Detective e manierismi
I film hanno il problema del secondo atto. Nel primo capiamo chi è il protagonista e cosa vuole. Nel terzo scopriamo se ce l’ha fatta oppure no. Nel secondo una serie di ostacoli tiene l’eroe lontano dal suo graal, più ce ne sono più la storia appassiona. Non devono essere buttati lì senza criterio, né moltiplicati per il gusto di farlo: nelle trame che funzionano un ostacolo superato ne produce un altro (e in genere lo spettatore capisce il disastro prima del protagonista).
Le serie hanno il problema della seconda stagione. Vale per “Homeland – Caccia alla spia”: il prigioniero al Qaida che ritorna, forse passato al nemico, e l’agente della Cia che di nascosto prende pillole per l’umore. Saggiamente, la serie originale israeliana (“Hatufim” di Gideon Raff) rimpolpava la trama con tre prigionieri di guerra. L’adattamento americano era centrato solo sull’agente Carrie Mathison, ossessionata dalle tragedie americane fin da ragazzina, e sul marine Nicholas Brody, a cui forse hanno candeggiato il cervello. Non ci vollero molti episodi per esaurire i doppi e i tripli giochi.
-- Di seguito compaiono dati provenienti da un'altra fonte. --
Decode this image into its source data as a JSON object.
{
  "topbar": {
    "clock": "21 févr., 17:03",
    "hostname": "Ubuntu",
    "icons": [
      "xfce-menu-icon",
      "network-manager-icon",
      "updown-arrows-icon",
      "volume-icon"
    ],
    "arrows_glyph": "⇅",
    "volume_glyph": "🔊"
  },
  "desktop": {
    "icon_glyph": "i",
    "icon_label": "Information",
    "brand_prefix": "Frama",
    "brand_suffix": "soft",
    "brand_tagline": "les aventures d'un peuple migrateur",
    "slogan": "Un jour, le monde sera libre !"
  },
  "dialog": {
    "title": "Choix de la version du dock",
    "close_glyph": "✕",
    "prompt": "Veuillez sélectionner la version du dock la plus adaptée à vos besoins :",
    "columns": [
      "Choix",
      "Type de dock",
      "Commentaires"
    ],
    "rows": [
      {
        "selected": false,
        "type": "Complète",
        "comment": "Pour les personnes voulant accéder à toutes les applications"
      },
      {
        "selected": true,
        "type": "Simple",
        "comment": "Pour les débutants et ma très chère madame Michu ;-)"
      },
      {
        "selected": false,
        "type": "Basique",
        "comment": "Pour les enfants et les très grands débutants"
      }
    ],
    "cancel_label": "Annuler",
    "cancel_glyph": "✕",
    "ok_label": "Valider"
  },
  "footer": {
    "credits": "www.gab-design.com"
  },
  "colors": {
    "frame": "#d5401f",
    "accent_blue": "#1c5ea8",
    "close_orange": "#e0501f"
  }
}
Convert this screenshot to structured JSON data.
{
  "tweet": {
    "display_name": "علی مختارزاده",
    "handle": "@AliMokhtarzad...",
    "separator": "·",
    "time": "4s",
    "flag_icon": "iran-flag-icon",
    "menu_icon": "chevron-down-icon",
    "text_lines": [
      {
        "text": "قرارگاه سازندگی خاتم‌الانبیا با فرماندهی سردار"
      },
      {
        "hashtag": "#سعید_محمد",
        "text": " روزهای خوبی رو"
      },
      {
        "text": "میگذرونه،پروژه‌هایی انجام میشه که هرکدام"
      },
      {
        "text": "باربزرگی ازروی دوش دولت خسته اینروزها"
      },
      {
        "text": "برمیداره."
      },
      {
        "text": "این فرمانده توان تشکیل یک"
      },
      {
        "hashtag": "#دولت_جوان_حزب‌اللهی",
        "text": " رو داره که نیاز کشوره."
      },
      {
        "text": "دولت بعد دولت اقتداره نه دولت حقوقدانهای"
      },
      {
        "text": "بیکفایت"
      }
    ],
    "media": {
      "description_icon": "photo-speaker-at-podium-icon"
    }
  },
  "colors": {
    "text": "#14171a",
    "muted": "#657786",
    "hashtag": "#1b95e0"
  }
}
Vale a maggior ragione per una serie antologica come “True Detective” (su Sky Atlantic, sottotitolata dall’altro ieri, in contemporanea con gli Usa). Fin dall’inizio Nic Pizzolatto aveva deciso di cambiare attori, ambientazione, trama a ogni stagione. E’ stato di parola. Esce la coppia Woody Harrelson-Matthew McConaughey. Entra la coppia Colin Farrell-Vince Vaughn, più Rachel Adams: residuo di quando le voci annunciavano di due poliziotte protagoniste. Va detto che le illazioni e le scommesse sulla trama avevano raggiunto un tale livello di delirio che quando Pizzolatto borbottò “la seconda stagione sarà sulla storia segreta del sistema di trasporti americano” lo presero sul serio.
[**Video_box_2**]Addio Louisiana, siamo dalle parti di Los Angeles. In una cittadina immaginaria battezzata Vinci, pare modellata su Vernon: magazzini, impianti chimici, macelli e qualche fabbrica puzzolente. Colin Farrell ha i baffi, come in “The Lobster” di Yorgo Lantimos, terribile film greco premiato a Cannes: pare abbia strenuamente resistito, senza successo. Pizzolatto tiene in poco conto le opinioni altrui. E le writers’ room, per averci lavorato all’inizio della sua carriera da sceneggiatore. Odia gli stanzoni dove lavorano in tanti, buttando sul tavolo idee e situazioni che poi verranno scelte, sviluppate, suddivise tra i vari scrittori. Ha scritto la prima stagione di “True Detective” tutta da solo, e così ha fatto anche per la seconda.
Se vince il merito è tutto suo (“non lo deve spartire neppure con gli attori”, fa notare nel suo articolo su Vanity Fair Rich Cohen, che stava con Nic Pizzolatto in una di quelle writers’ room). Se perde sarà solo colpa sua. Al massimo del regista taiwanese Justin Lin, in curriculum la saga “Fast & Furious” – per lo più corse e scontri d’automobili. Nel primo episodio della seconda stagione cambia tutto per non cambiare niente: atroce delitto, poliziotti scoglionati, santone filosofeggiante, intrallazzi e corruzione. Si sospetta un po’ di manierismo. Capita spesso agli sceneggiatori promossi autori: dopo la gavetta, finalmente liberi, azzeccano il primo lavoro (che fu temprato dagli ostacoli) e cedono nel secondo.